Retrieval of embeddings¶

After training RDF2Vec embeddings using the gpuRDF2vec package, you can retrieve the vector representations for all entities used within the knowledge graph. Similarly to the GPU-based training process, the retrieval of embeddings is also optimized for performance by building on top of DLPack to extract the vectors directly from GPU memory. This allows you to handle large-scale knowledge graphs efficiently.

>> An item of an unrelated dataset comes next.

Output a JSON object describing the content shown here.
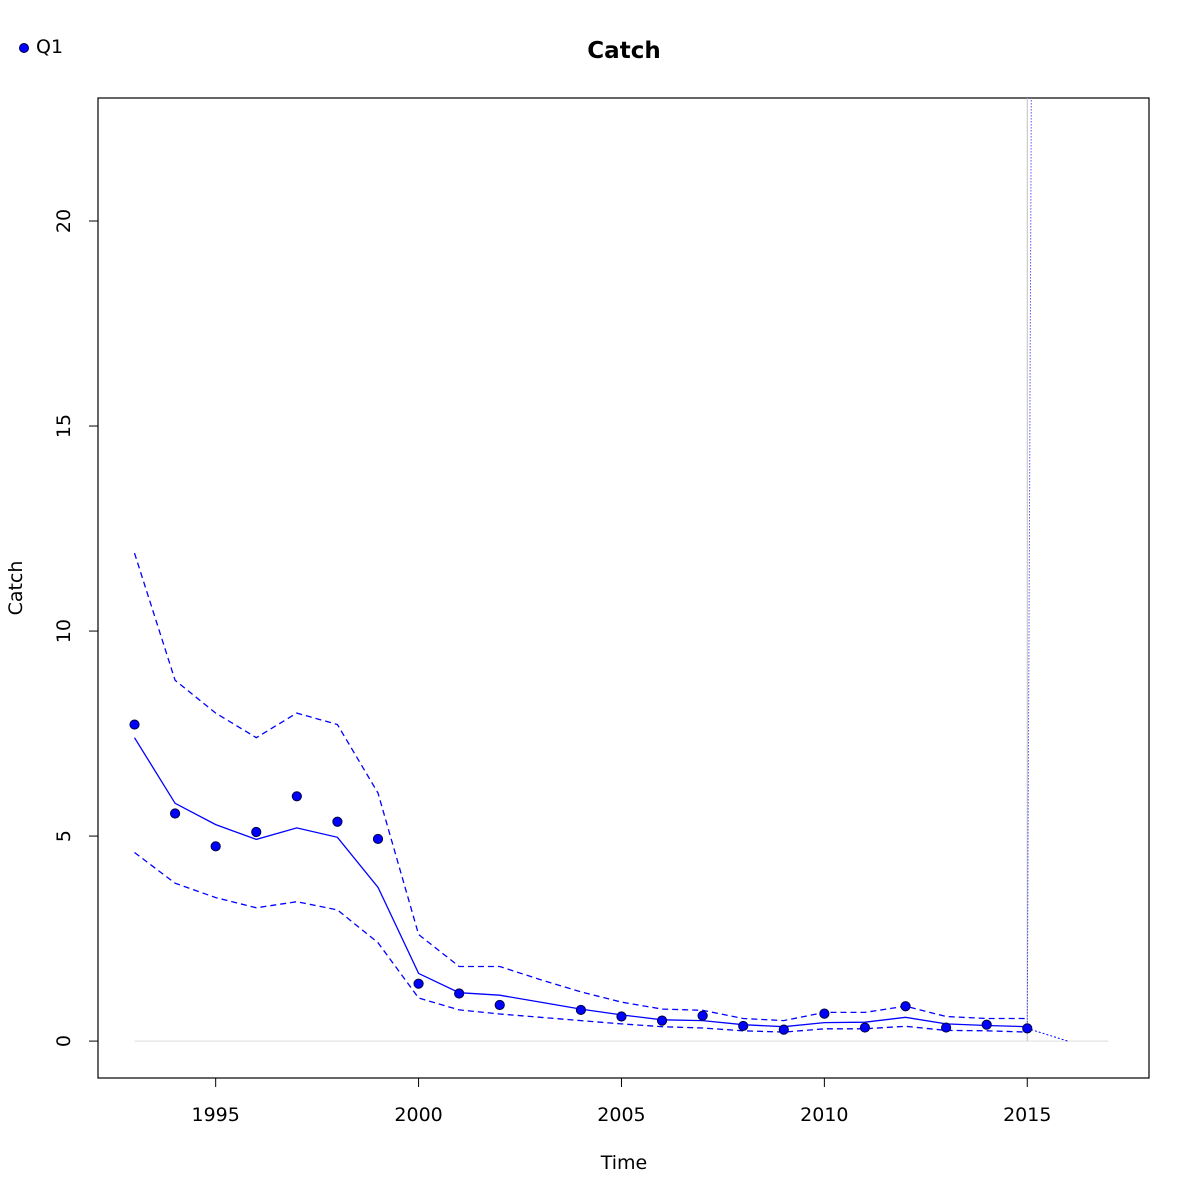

The following example demonstrates how to perform this retrieval process:

from rdf2vecgpu import GPU_RDF2Vec, RDF2VecConfig

# Initialize the GPU_RDF2Vec pipeline
config = RDF2VecConfig(
    walk_strategy="random",
    walk_depth=4,
    walk_number=100,
    embedding_model="skipgram",
    epochs=5,
    batch_size=None,
    vector_size=100,
    window_size=5,
    min_count=1,
    learning_rate=0.01,
    negative_samples=5,
    random_state=42,
    reproducible=False,
    multi_gpu=False,
    generate_artifact=False,
    cpu_count=20,
)
gpu_rdf2vec_model = GPU_RDF2Vec(config=config)

# Read the knowledge graph
edge_data = gpu_rdf2vec_model.read_data("data/wikidata5m/wikidata5m_kg.parquet")

# Train the RDF2Vec embeddings
gpu_rdf2vec_model.fit(edge_df=edge_data, walk_vertices=None)

# Retrieve the embeddings for all entities
embeddings = gpu_rdf2vec_model.transform()

The transform method returns a cuDF dataframe where the keys are the entity URIs, together with the internal integer-based ID and the embedding vectors. If you set generate_artifact=True during the configuration, the embeddings will also be saved to disk in the specified output directory as a Parquet file.